TL;DR

Cybersecurity relies on multiple reasoning paradigms including deduction, induction, and abduction, but the hardest, highest-impact work is abductive: inferring (traditionally Threat Actor) intent from incomplete traces. AI agents extend this problem because the defended system is no longer passive; instead it perceives, attends, thinks and reasons about inputs, objectives and goals, forms plans, and uses tools to act in the world. Thus we must “hunt” not only threat actors’ TTPs but also agent TTPs (recurring patterns of thoughts, goals, plans, and actions that lead to risk). The interesting opportunity presented in threat hunting of agents is ability to reason about not only the behavioral and internal states of an agent in a systematic fashion.
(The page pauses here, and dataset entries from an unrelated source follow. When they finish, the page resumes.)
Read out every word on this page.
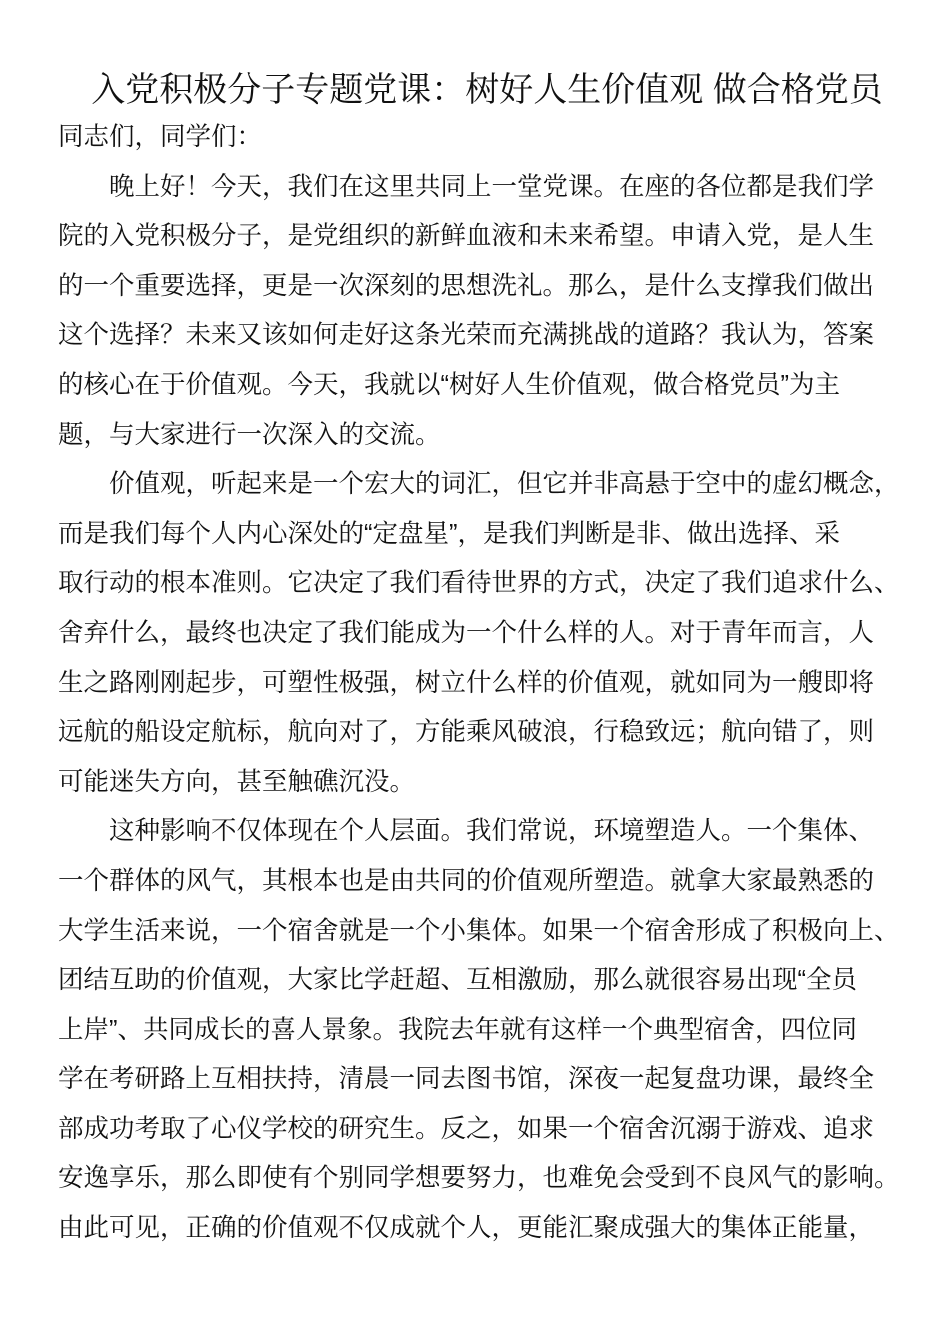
入党积极分子专题党课：树好人生价值观 做合格党员
同志们，同学们：
晚上好！今天，我们在这里共同上一堂党课。在座的各位都是我们学
院的入党积极分子，是党组织的新鲜血液和未来希望。申请入党，是人生
的一个重要选择，更是一次深刻的思想洗礼。那么，是什么支撑我们做出
这个选择？未来又该如何走好这条光荣而充满挑战的道路？我认为，答案
的核心在于价值观。今天，我就以“树好人生价值观，做合格党员”为主
题，与大家进行一次深入的交流。
价值观，听起来是一个宏大的词汇，但它并非高悬于空中的虚幻概念，
而是我们每个人内心深处的“定盘星”，是我们判断是非、做出选择、采
取行动的根本准则。它决定了我们看待世界的方式，决定了我们追求什么、
舍弃什么，最终也决定了我们能成为一个什么样的人。对于青年而言，人
生之路刚刚起步，可塑性极强，树立什么样的价值观，就如同为一艘即将
远航的船设定航标，航向对了，方能乘风破浪，行稳致远；航向错了，则
可能迷失方向，甚至触礁沉没。
这种影响不仅体现在个人层面。我们常说，环境塑造人。一个集体、
一个群体的风气，其根本也是由共同的价值观所塑造。就拿大家最熟悉的
大学生活来说，一个宿舍就是一个小集体。如果一个宿舍形成了积极向上、
团结互助的价值观，大家比学赶超、互相激励，那么就很容易出现“全员
上岸”、共同成长的喜人景象。我院去年就有这样一个典型宿舍，四位同
学在考研路上互相扶持，清晨一同去图书馆，深夜一起复盘功课，最终全
部成功考取了心仪学校的研究生。反之，如果一个宿舍沉溺于游戏、追求
安逸享乐，那么即使有个别同学想要努力，也难免会受到不良风气的影响。
由此可见，正确的价值观不仅成就个人，更能汇聚成强大的集体正能量，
The goal of this blog is to enumerate the design requirements of a agent threat hunting harness that uncovers the agent's TTPs. Since intent isn’t directly observable and token-level rationales can be “unfaithful”, safety can’t be reduced to transcript judging (“LLM-as-a-judge”). A robust approach requires a disciplined architecture: typed instrumentation (of perceptions → thoughts → plan → actions), explicit plan commitments, dedicated counter-intent checks against constraints, detection of goal drift and instrumental convergence (e.g., seeking more data/permissions/persistence), counterfactual tests to make intent hypotheses testable, and careful telemetry design. The result should be evaluated like a security control with clear metrics and adversarial baselines.

Introduction

It's instructive to enumerate the three reasoning paradigms that span the set of activities of any system that reasons about outcomes (including cyber):

Deduction (rule → instance → result): Deduction gives certainty. Examples in cybersecurity include:
- signature-based detection (hashes, YARA rules when they are exact matches),
- Policy enforcement (“If user is not in admin group, deny access”),
- Formal reasoning about access control / network segmentation
Induction (many instances → likely rule): We observe a pattern from many instances and generalize. The conclusion is probably true, not guaranteed. Examples in cybersecurity include:**
- Anomaly detection baselines (normal login times, DNS patterns, process trees)
- Building IDS/EDR heuristics from historical incidents
- ML classifiers trained on labeled or weak-labeled security telemetry
Abduction (result → best explanation): We see an outcome and arrive at the most plausible explanation via a series of testable hypotheses. Examples in cybersecurity include:
- Incident triage (forming a hypothesis from partial logs)
- Threat hunting (why did this machine spawn powershell with encoded command?)
- Root-cause analysis (why did data exfil happen? misconfig vs stolen creds vs insider)

Reasoning in cybersecurity uses all three. Deductive and inductive tools reduce load and automate routine decisions, but the highest-impact analyst work (triage → hypothesis → next action) is typically abductive: reconstructing intent and predicting next steps under uncertainty.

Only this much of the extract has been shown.